2012/04/05

Ken Jacobson: Whose Corporations? Our Corporations!

Yves Smith reposts Ken Jacobson: Whose Corporations? Our Corporations! An argument is made that corporations are not about profits, but:

Historically, corporations were understood to be responsible to a complex web of constituencies, including employees, communities, society at large, suppliers, and shareholders. But in the era of deregulation, the interests of shareholders began to trump all the others. How can we get corporations to recognize their responsibilities beyond this narrow focus? It begins in remembering that the philosophy of putting shareholder profits over all else is a matter of ideology which is not grounded in American law or tradition. In fact, it is no more than a dangerous fad.

Emphasis Mine

The obvious answer is public ownership under Socialism. Ownership is critical in controlling the production in a society. Private ownership means the private objectives of the rich are pursued. When these objectives diverge from that of the society at large, then we get the problems we currently see.

Jacobson says that the conception of profit maximization is a recent fad, and:

This narrow conception of corporate purpose has become predominant only in recent decades, however, and it flies in the face of a longer tradition in modern America that regards the responsibilities of a corporation as extending far beyond its shareholders. Owen D. Young, twice chairman of General Electric (1922-’40, 1942-’45) and 1930 Time magazine Man of the Year, told an audience at Harvard Business School in 1927 that the purpose of a corporation was to provide a good life in both material and cultural terms not only to its owners but also to its employees, and thereby to serve the larger goals of the nation

Emphasis Mine

This view seems to conveniently ignore the gilded age of the robber barons that existed up to the start of the second World War. The end of the nineteenth century and the beginning of the twentieth century was a time of great economic crises and bitter battles. This was when troops (public and private) turned their guns upon the workers in the mines of Colorado, factories of Detroit and Chicargo, and elsewhere.

The success of the Russian Revolution challenged the supremency of the Capitalists. This challenge was met with the furour of Fascism or the comforts of the Welfare State. Corporations became part of this Welfare State in order to ensure their survival in a Capitalist society.

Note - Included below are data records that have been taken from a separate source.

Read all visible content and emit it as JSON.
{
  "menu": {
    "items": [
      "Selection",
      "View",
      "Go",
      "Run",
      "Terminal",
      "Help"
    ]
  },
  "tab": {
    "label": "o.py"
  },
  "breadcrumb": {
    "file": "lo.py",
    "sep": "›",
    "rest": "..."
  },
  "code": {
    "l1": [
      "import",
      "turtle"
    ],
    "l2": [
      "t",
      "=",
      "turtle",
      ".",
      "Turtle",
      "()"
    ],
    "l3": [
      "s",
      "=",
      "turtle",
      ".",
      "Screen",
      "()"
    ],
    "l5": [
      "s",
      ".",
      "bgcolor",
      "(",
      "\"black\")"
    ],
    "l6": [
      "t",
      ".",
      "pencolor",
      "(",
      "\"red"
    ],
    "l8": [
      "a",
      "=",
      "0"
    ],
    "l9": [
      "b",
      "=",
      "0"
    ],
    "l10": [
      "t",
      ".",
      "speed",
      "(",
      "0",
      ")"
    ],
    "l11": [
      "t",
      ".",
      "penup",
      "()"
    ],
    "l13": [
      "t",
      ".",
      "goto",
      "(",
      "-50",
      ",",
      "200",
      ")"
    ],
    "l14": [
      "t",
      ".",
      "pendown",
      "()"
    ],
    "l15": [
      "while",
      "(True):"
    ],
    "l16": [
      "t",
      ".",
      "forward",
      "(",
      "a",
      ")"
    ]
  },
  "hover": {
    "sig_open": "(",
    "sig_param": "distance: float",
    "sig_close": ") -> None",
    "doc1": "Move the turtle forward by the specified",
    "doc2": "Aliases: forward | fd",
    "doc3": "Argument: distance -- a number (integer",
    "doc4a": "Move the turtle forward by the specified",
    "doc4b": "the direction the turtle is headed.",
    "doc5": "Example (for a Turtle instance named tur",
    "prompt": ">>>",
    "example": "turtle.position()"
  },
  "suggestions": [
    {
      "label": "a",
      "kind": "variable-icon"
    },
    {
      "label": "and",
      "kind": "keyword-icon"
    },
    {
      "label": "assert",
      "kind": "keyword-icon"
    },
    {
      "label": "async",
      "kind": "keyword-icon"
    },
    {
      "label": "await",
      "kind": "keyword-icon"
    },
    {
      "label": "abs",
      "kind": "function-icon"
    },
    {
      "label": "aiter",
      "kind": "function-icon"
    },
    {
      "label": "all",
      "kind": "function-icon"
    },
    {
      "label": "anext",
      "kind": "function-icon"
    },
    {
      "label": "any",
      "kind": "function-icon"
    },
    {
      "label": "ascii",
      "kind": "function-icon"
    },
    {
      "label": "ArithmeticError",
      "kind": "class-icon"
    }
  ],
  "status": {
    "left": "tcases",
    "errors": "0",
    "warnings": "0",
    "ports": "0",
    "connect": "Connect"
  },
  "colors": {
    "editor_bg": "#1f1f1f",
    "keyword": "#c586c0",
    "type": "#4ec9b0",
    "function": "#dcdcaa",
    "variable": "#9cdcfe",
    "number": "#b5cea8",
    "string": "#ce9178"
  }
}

The need for this survival declined as the threat of a Communist revolution in the West receded as the 1970's and 1980's saw the start of the neo-Liberal onslaught against the Welfare State. It was no longer necessary to buy the workers off as the workers suffered defeat after defeat.

Jacobson concludes that:

An important step toward countering their influence can come in refusing to accept the legitimacy of shareholder primacy. Up to now, this fad has had the power to neutralize opposition in part because it has obscured the tool needed to challenge it: a clear understanding of the economic realities. For this reason, we must learn what contributions all stakeholders – not just the shareholders, but all the others as well – make to the corporation, and the extent of the risks and rewards those contributions truly entail. We must learn about the interrelation of business and government in all its complexity, going far beyond the headlines about taxes and regulation to discover who needs whom for what, and who does what for whom. And we must learn what rights corporations legitimately hold, what privileges they enjoy, and what duties they are obliged to carry out.

Emphasis Mine

Again I say that public ownership is the only way to align the productive capacities of corporations with the needs of the society at large. The next question is how align the decision making bodies responsive the needs of the public at large.